Dans le numéro de mai de Positif, la critique de Cérémonies par Ariane Allard m’a fait un immense plaisir.
par Saitoh Yusuke |
Voilà un récit peu ordinaire ! Car oui, il s'agit tout autant d'une analyse que d'un récit. Touffu, méticuleux et pourtant haletant, il se lit d'une traite, heureusement transcendé par l'originalité de son point de vue et la vivacité de son écriture. Sans doute son sujet appelle-t-il au départ une telle combinaison de qualités. Comme son sous-titre l'indique, Cérémonies nous plonge au cœur de L'Empire des sens, grand classique sulfureux de Nagisa Oshima.
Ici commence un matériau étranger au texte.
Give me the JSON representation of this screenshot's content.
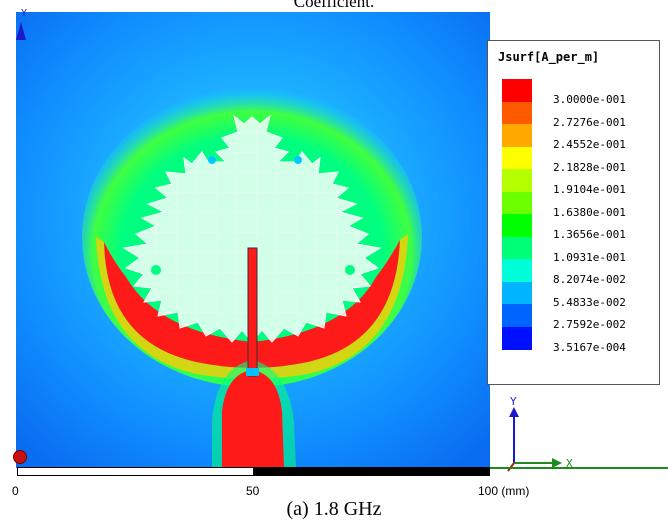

Il y sera donc question de liberté d'expression et de passion, mais encore de sexualité taboue, de domination, de pouvoir, de crimes, de censure, de procès. En bref, de chaos, de ténèbres et de combats (à tous les niveaux...). Des thématiques délicates à manier certes, mais riches donc particulièrement engageantes.
Reste que si ce «petit» ouvrage se distingue autant, c'est aussi parce que son auteur, Stéphane du Mesnildot, l'un des piliers de l'analyse contemporaine du cinéma asiatique, conjugue, tout le long, rigueur historique (le film s'inspire d'un fait divers et de procès qui firent grand bruit au Japon) et profonde empathie pour l'une des figures centrales de cette épopée scandaleuse. Et l'on ne parle pas, ici, d'Oshima... Autant dire que sa démarche se révèle aussi inhabituelle que pertinente.
De fait, nous rappelle-t-il fort justement, si L'Empire des sens révolutionna bel et bien le cinéma mondial en 1976, il faut, pour le comprendre, revenir tout d'abord à celle qui inspira son auteur : la véritable Abe Sada, femme aux cent visages, tour à tour jeune fille violée, geisha, prostituée, amante criminelle, martyre de la condition féminine japonaise et personnalité publique. Une figure des années 1930 à nulle autre pareille, qui fut avant tout une héroïne révoltée pour le flamboyant Oshima et permet in fine à Stéphane du Mesnildot de dresser le portrait fulgurant d'une femme libre (à quel prix !). De sa naissance en mai 1905 à Tokyo à la (houleuse) projection de L'Empire des sens à la Quinzaine des réalisateurs à Cannes en mai 1976, le journaliste et critique, ancien des Cahiers du cinéma, choisit de retracer son destin hors norme en le contextualisant systématiquement (il fait de même pour le parcours du cinéaste). C'est une très bonne idée, car il donne ainsi à voir un regard neuf, non seulement sur un film (pourtant largement disséqué, stigmatisé et/ou célébré depuis près de cinquante ans) mais sur une société, une culture, un pays passablement patriarcal et hypocrite.
Par-delà les personnalités exceptionnelles d'Abe Sada et Nagisa
Oshima, on apprend donc beaucoup de choses, par exemple sur l'évolution du rôle
des geishas ou sur la production des films au Japon dans les années 1960 et
1970. Le plus remarquable étant que ces éclairages, très détaillés, ne gênent
en rien le panache du récit, donc le plaisir de la lecture.